The regime’s third objective was to ensure that the election would have credibility by making certain that a small number of seats was won by the secular opposition.

Unfortunately, indisciplined NDP candidates seem to have denied the regime this goal.
Commentator Hani Shukrallah explained that the NDP is not really a political entity but a patronage network. Candidates seek office in order to cement commercial and political ties to the government and to secure benefits. For this reason, the election was hotly contested.

Nevertheless, 80 per cent of the 40 million Egyptians old enough to vote did not cast ballots. Egyptians contend that they do not vote because voting has nothing to do with them. Consequently turn-out has traditionally been less than 20 per cent of eligible voters. Of those who do participate, 80 per cent are civil servants who vote for the NDP to keep their jobs and rural people who support the NDP because local and tribal leaders are in the party’s pockets.

Shukrallah said the election is about maintaining the NDP in power and sustaining its patronage networks. The opposition seeks to survive and operate in the political arena in order to ‘create space’ for independent activity. Therefore, boycotts do not serve the interests of the opposition which must assert its presence on the political scene in order to remain relevant. Failure to participate in the political process risks demise.

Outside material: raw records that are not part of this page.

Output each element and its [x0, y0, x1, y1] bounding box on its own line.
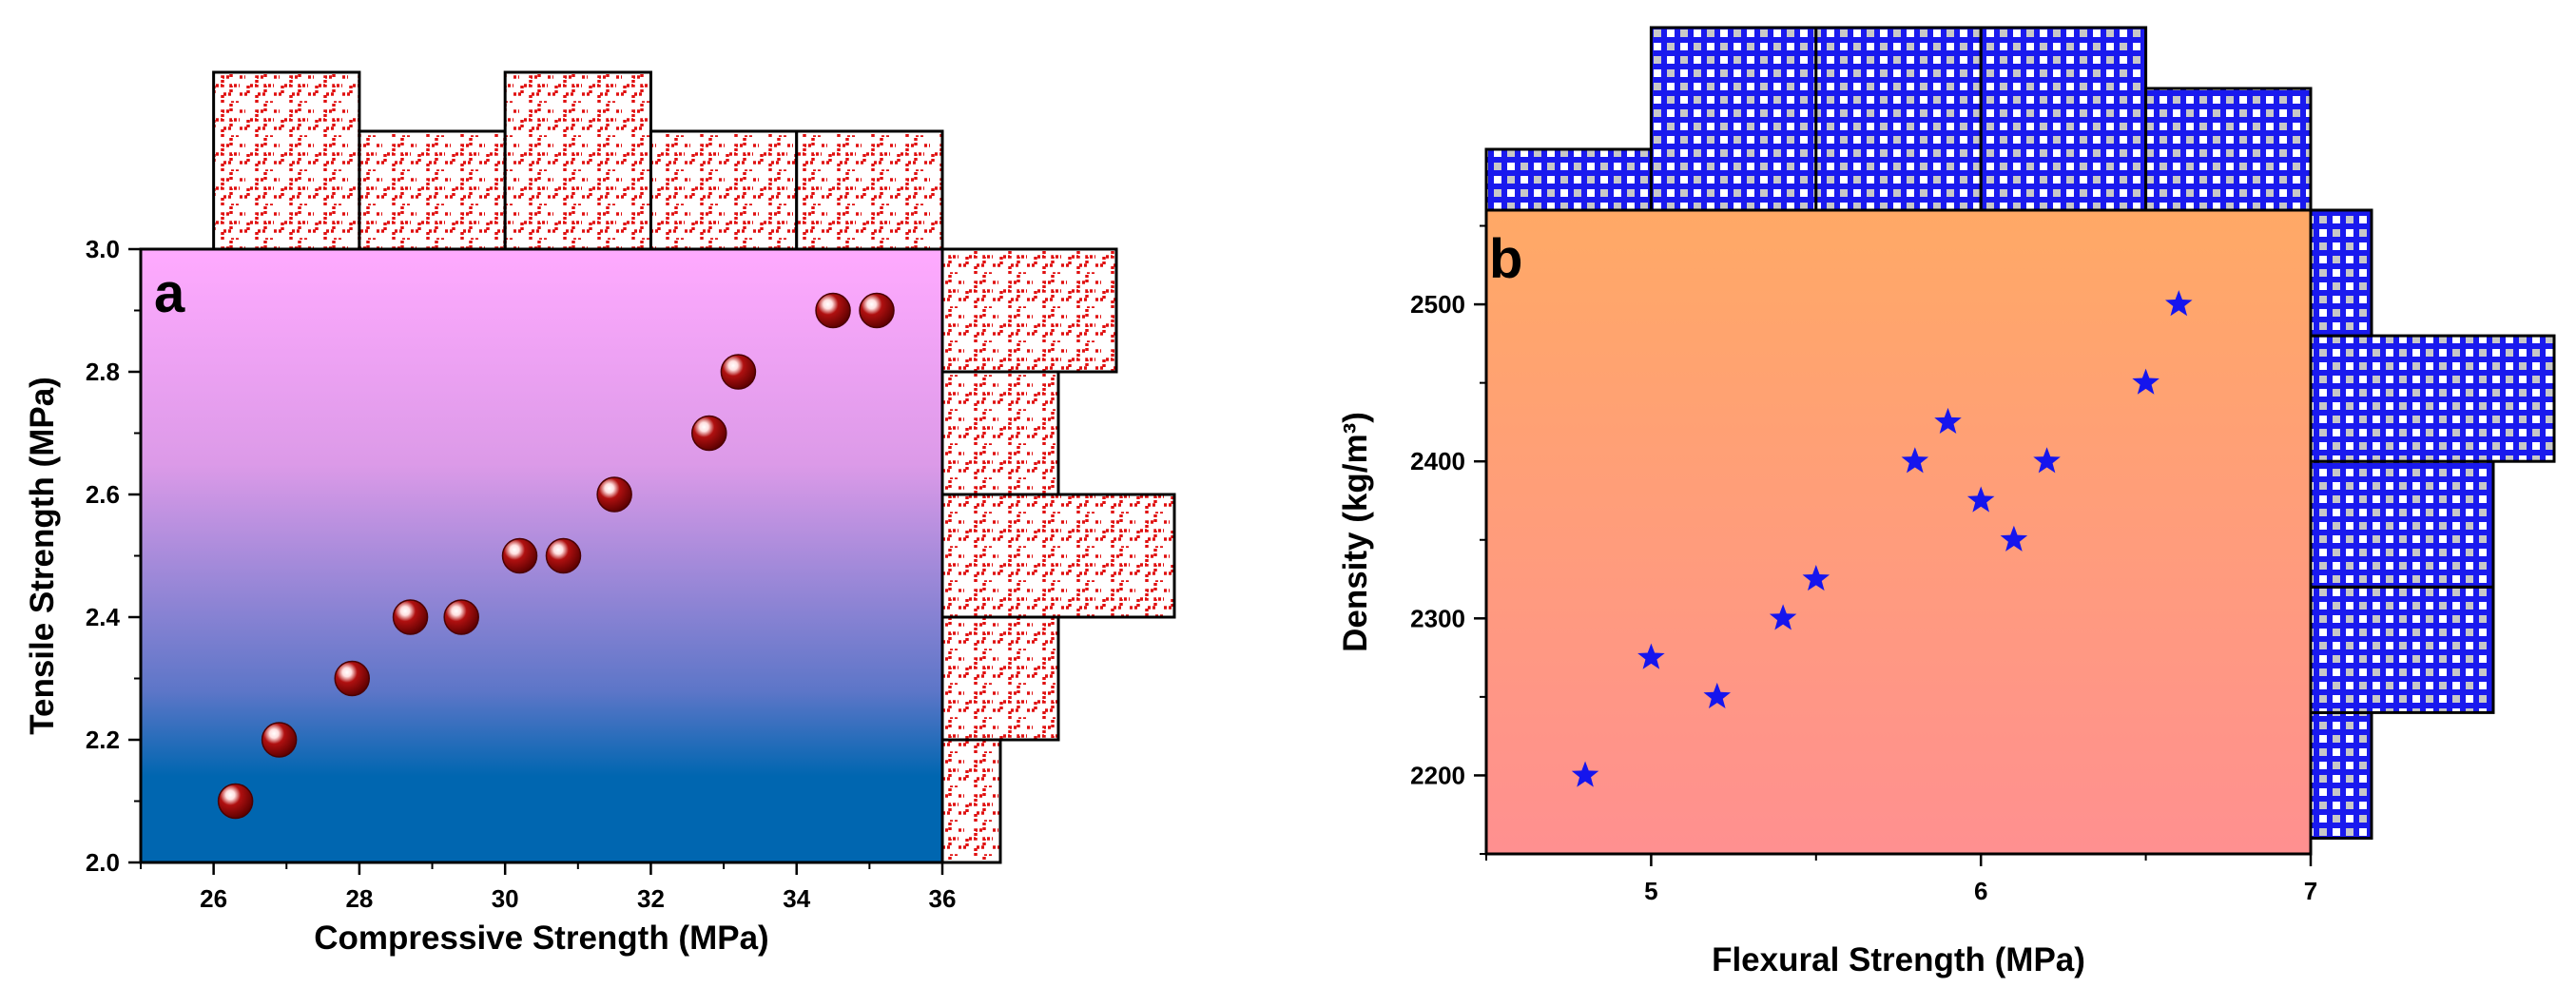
top-histogram-bar [358, 129, 507, 251]
data-point [545, 537, 582, 574]
top-histogram-bar [503, 70, 652, 251]
panel-b-x-axis-title: Flexural Strength (MPa) [1712, 941, 2085, 978]
panel-a-points [217, 292, 895, 820]
panel-b-right-histogram [2309, 208, 2556, 840]
x-tick-label: 26 [200, 884, 227, 913]
x-tick-label: 6 [1974, 877, 1987, 905]
data-point [392, 599, 429, 635]
data-point [596, 476, 632, 513]
data-point [1571, 761, 1599, 787]
data-point [859, 292, 895, 329]
panel-b-points [1571, 290, 2193, 787]
x-tick-label: 36 [929, 884, 957, 913]
data-point [1637, 643, 1665, 669]
top-histogram-bar [649, 129, 799, 251]
panel-a-top-histogram [212, 70, 944, 251]
right-histogram-bar [2309, 585, 2495, 714]
data-point [2165, 290, 2193, 317]
top-histogram-bar [795, 129, 944, 251]
right-histogram-bar [940, 247, 1118, 374]
data-point [334, 660, 370, 697]
data-point [217, 783, 254, 820]
right-histogram-bar [2309, 710, 2373, 840]
y-tick-label: 2.6 [86, 480, 120, 509]
top-histogram-bar [1814, 26, 1983, 212]
y-tick-label: 2300 [1410, 604, 1465, 632]
x-tick-label: 28 [345, 884, 373, 913]
y-tick-label: 3.0 [86, 235, 120, 263]
top-histogram-bar [2144, 87, 2313, 212]
data-point [2000, 525, 2028, 552]
top-histogram-bar [212, 70, 361, 251]
y-tick-label: 2.0 [86, 848, 120, 877]
y-tick-label: 2.4 [86, 603, 121, 631]
top-histogram-bar [1484, 147, 1653, 212]
panel-a-axes: 26 28 30 32 34 36 2.0 2.2 2.4 2.6 2.8 3.0 [86, 235, 957, 913]
panel-a-right-histogram [940, 247, 1176, 864]
panel-a-label: a [154, 262, 185, 324]
panel-b-y-axis-title: Density (kg/m³) [1337, 412, 1374, 652]
right-histogram-bar [940, 370, 1060, 496]
data-point [1769, 604, 1797, 630]
x-tick-label: 7 [2304, 877, 2317, 905]
data-point [1934, 407, 1962, 435]
data-point [1802, 565, 1830, 591]
panel-b-scatter-with-marginal-histograms: 5 6 7 2200 2300 2400 2500 b Flexural Strength … [1337, 26, 2556, 978]
panel-b-top-histogram [1484, 26, 2313, 212]
top-histogram-bar [1649, 26, 1818, 212]
panel-a-plot-area [139, 247, 944, 864]
right-histogram-bar [940, 738, 1002, 864]
data-point [691, 415, 727, 452]
x-tick-label: 30 [492, 884, 519, 913]
data-point [1966, 486, 1995, 513]
top-histogram-bar [1979, 26, 2148, 212]
panel-b-axes: 5 6 7 2200 2300 2400 2500 [1410, 224, 2317, 905]
right-histogram-bar [2309, 334, 2556, 463]
x-tick-label: 32 [637, 884, 665, 913]
data-point [2132, 368, 2160, 395]
panel-a-x-axis-title: Compressive Strength (MPa) [314, 920, 768, 957]
x-tick-label: 5 [1644, 877, 1657, 905]
y-tick-label: 2.8 [86, 358, 120, 386]
panel-b-label: b [1489, 228, 1522, 290]
y-tick-label: 2.2 [86, 726, 120, 754]
panel-b-plot-area [1484, 208, 2313, 856]
data-point [720, 354, 757, 390]
y-tick-label: 2400 [1410, 447, 1465, 475]
data-point [501, 537, 538, 574]
panel-a-y-axis-title: Tensile Strength (MPa) [24, 377, 61, 735]
right-histogram-bar [2309, 459, 2495, 589]
data-point [1703, 682, 1732, 709]
x-tick-label: 34 [783, 884, 810, 913]
panel-a-scatter-with-marginal-histograms: 26 28 30 32 34 36 2.0 2.2 2.4 2.6 2.8 3.0 a Compres… [24, 70, 1176, 957]
data-point [261, 722, 298, 758]
data-point [1901, 447, 1929, 474]
data-point [815, 292, 851, 329]
right-histogram-bar [940, 615, 1060, 742]
data-point [443, 599, 479, 635]
y-tick-label: 2500 [1410, 290, 1465, 319]
right-histogram-bar [940, 493, 1176, 619]
y-tick-label: 2200 [1410, 761, 1465, 789]
right-histogram-bar [2309, 208, 2373, 338]
data-point [2033, 447, 2061, 474]
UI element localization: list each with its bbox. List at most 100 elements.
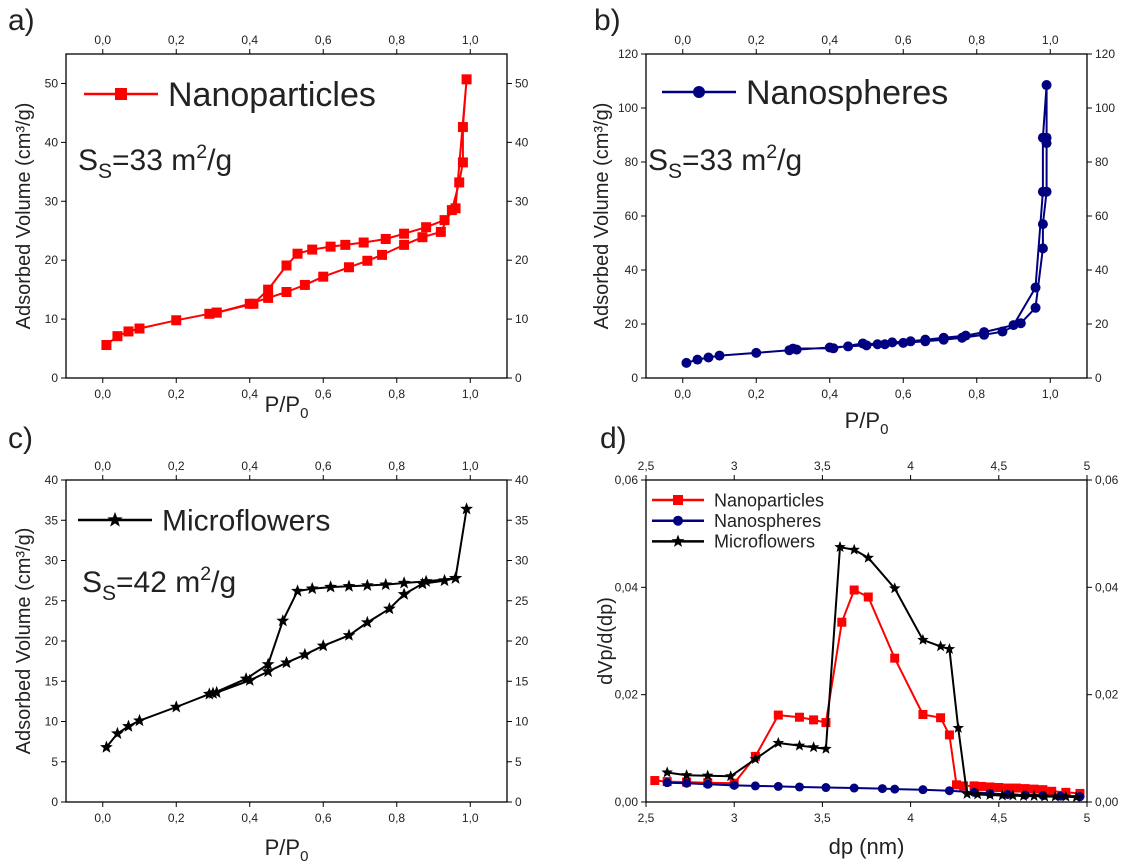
x-tick-label: 0,4 — [241, 811, 258, 825]
y-tick-label: 5 — [51, 755, 58, 769]
data-point — [918, 785, 928, 795]
data-point — [1070, 791, 1083, 803]
y-tick-label-right: 30 — [515, 554, 529, 568]
annotation-part-tail: /g — [777, 144, 802, 177]
series-microflowers — [661, 541, 1083, 803]
series-line — [105, 78, 468, 346]
data-point — [1008, 320, 1019, 331]
data-point — [449, 571, 462, 584]
legend-entry: Microflowers — [78, 505, 330, 538]
data-point — [890, 653, 900, 663]
x-tick-label: 4 — [907, 811, 914, 825]
x-tick-label-top: 0,8 — [388, 33, 405, 47]
x-tick-label-top: 0,8 — [388, 459, 405, 473]
data-point — [263, 292, 274, 303]
x-tick-label-top: 0,8 — [968, 33, 985, 47]
data-point — [1011, 783, 1021, 793]
data-point — [397, 576, 411, 589]
x-tick-label: 0,8 — [968, 387, 985, 401]
y-tick-label-right: 30 — [515, 194, 529, 208]
y-tick-label: 60 — [625, 209, 639, 223]
data-point — [111, 726, 124, 739]
data-point — [809, 715, 819, 725]
x-axis-label: P/P0 — [845, 408, 889, 438]
data-point — [1007, 789, 1019, 801]
data-point — [951, 780, 961, 790]
y-tick-label-right: 40 — [515, 473, 529, 487]
y-tick-label: 40 — [45, 135, 59, 149]
series-line — [686, 84, 1048, 364]
x-tick-label-top: 4,5 — [990, 459, 1007, 473]
y-tick-label-right: 40 — [1095, 263, 1109, 277]
data-point — [793, 739, 806, 751]
data-point — [243, 673, 257, 686]
legend-marker — [673, 495, 683, 505]
data-point — [703, 352, 714, 363]
legend-marker — [107, 511, 123, 527]
data-point — [976, 781, 986, 791]
data-point — [383, 602, 396, 615]
data-point — [772, 736, 785, 748]
y-tick-label-right: 80 — [1095, 155, 1109, 169]
data-point — [299, 279, 310, 290]
data-point — [325, 241, 336, 252]
y-tick-label-right: 20 — [1095, 317, 1109, 331]
legend-marker — [115, 88, 127, 100]
data-point — [305, 581, 319, 595]
data-point — [377, 249, 388, 260]
y-tick-label-right: 10 — [515, 715, 529, 729]
panel-label: a) — [8, 4, 35, 37]
data-point — [773, 710, 783, 720]
y-tick-label-right: 25 — [515, 594, 529, 608]
data-point — [112, 331, 123, 342]
plot-frame — [645, 479, 1088, 803]
y-tick-label: 30 — [45, 194, 59, 208]
x-tick-label-top: 3 — [731, 459, 738, 473]
panel-label: b) — [594, 4, 621, 37]
data-point — [944, 730, 954, 740]
data-point — [280, 656, 293, 669]
data-point — [454, 177, 465, 188]
y-tick-label: 10 — [45, 312, 59, 326]
data-point — [828, 343, 839, 354]
surface-area-annotation: SS=33 m2/g — [648, 141, 802, 183]
panel-b: 0,00,00,20,20,40,40,60,60,80,81,01,00 020… — [591, 4, 1115, 438]
y-tick-label: 0,00 — [615, 795, 639, 809]
data-point — [751, 347, 762, 358]
y-tick-label-right: 15 — [515, 674, 529, 688]
data-point — [204, 308, 215, 319]
data-point — [342, 579, 356, 592]
data-point — [682, 778, 692, 788]
data-point — [1049, 790, 1061, 802]
x-tick-label: 0,6 — [315, 811, 332, 825]
y-tick-label-right: 120 — [1095, 47, 1115, 61]
legend-entry: Microflowers — [652, 532, 815, 552]
data-point — [938, 332, 949, 343]
x-axis-label-subscript: 0 — [300, 848, 308, 865]
y-tick-label: 15 — [45, 674, 59, 688]
data-point — [1003, 783, 1013, 793]
data-point — [122, 719, 135, 732]
x-tick-label: 0,0 — [94, 811, 111, 825]
data-point — [848, 543, 860, 555]
x-tick-label-top: 0,0 — [674, 33, 691, 47]
x-tick-label-top: 1,0 — [462, 459, 479, 473]
y-tick-label: 0 — [631, 371, 638, 385]
y-tick-label: 20 — [45, 634, 59, 648]
legend-entry: Nanoparticles — [84, 76, 376, 114]
legend-marker — [693, 86, 705, 98]
x-tick-label: 0,0 — [94, 387, 111, 401]
data-point — [994, 783, 1004, 793]
data-point — [450, 203, 461, 214]
annotation-part-rest: =42 m — [116, 566, 200, 599]
legend-label: Nanospheres — [746, 74, 948, 112]
data-point — [997, 326, 1008, 337]
series-line — [667, 546, 1077, 799]
data-point — [979, 327, 990, 338]
data-point — [750, 781, 760, 791]
y-tick-label: 0,02 — [615, 688, 639, 702]
data-point — [888, 582, 901, 594]
surface-area-annotation: SS=42 m2/g — [82, 563, 236, 605]
data-point — [1037, 243, 1048, 254]
data-point — [358, 237, 369, 248]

Nobel laureate Muhammad Elbaradei, the former head of the International Atomic Energy Agency, did not realise this when he called for opposition parties to boycott the vote.

Although his movement for change collected some 2,00,000 signatures on its petition calling for reforms, Elbaradei was unable to convince the two most prominent opposition parties, the Muslim Brotherhood and the secular Wafd, Egypt’s oldest party, to boycott and thereby render the exercise a non-election.

While the government angrily rejected international observers to monitor the conduct of the election, a variety of courageous Egyptian groups tried to oversee polling. But few members of these groups had any illusions about the fairness of the election.

Ghada Shahbender, a member of the board of trustees of the independent Egyptian Organisation for Human Rights, said that this election could be ‘more fraudulent than any we have witnessed. In 2005, the judiciary oversaw the elections. While some judges were involved in fraud, those who took part were better trained and better organised’ than the civil servants responsible for running the poll this time around. She argued that there ‘will be change because there must be change. This farce is sad  for our country and sad for our future.’

On December 5, there will be run-offs in constituencies where there were no outright winners. In most cases, these contests will be between NDP candidates who are expected to use all means, fair and foul, to ensure that they will win.